At an organisational level, corporate R&D functions are aware of the risk of “shadow AI” – the unsanctioned use of AI. More than half (55%) of respondents are prohibited from uploading confidential information into public GAI platforms, and 29% are prohibited from using public GAI for certain purposes. This is not surprising given that industries like life sciences and chemicals are heavily regulated. Moreover, the nuance of scientific questions in disciplines such as drug discovery demands a level of precision that public GAI tools are unable to deliver.
Accuracy and transparency in these sectors are critical, and corporate researchers are clear on what is needed to increase trust in AI/GAI tools.
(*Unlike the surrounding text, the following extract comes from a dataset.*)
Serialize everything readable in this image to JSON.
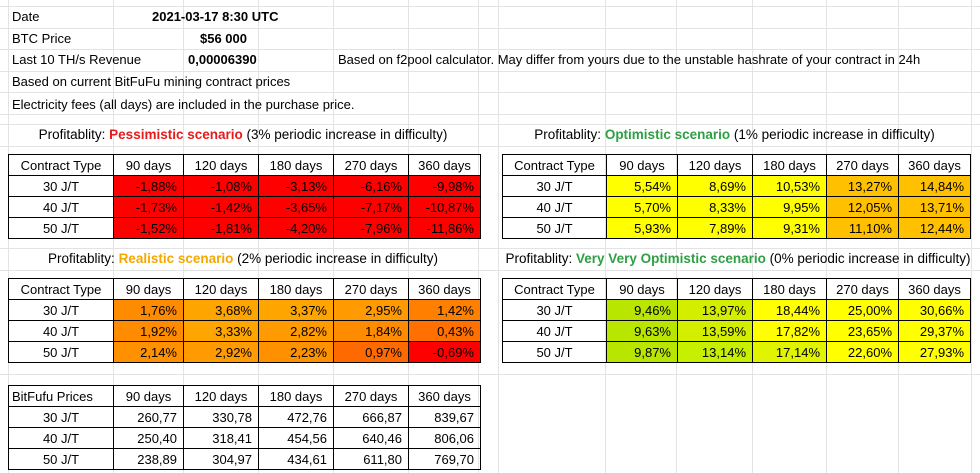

A significant majority (91%) expect GAI dependent tools’ results to be based solely on high-quality trusted sources and 60% say ensuring the confidentiality of inputs would increase their trust in that tool. To deliver on these needs, organizations require domain-specific GAI fine-tuned on high-quality, verified internal and external data to enable precision in research.
“The power of AI will be unleashed when organizations are able to integrate reliable scientific data with secure computational ecosystems, to build intelligent and specialist AI applications that solve scientific problems,” continued Mirit Eldor. “Elsevier meets this need by operating at the intersection of data, technology, and applied science to deliver trusted solutions that drive discovery. We are working closely with our customers to continue developing explainable AI that draws on peer-reviewed content, extensive curated data sets, and sophisticated analytics that powers life-changing research.”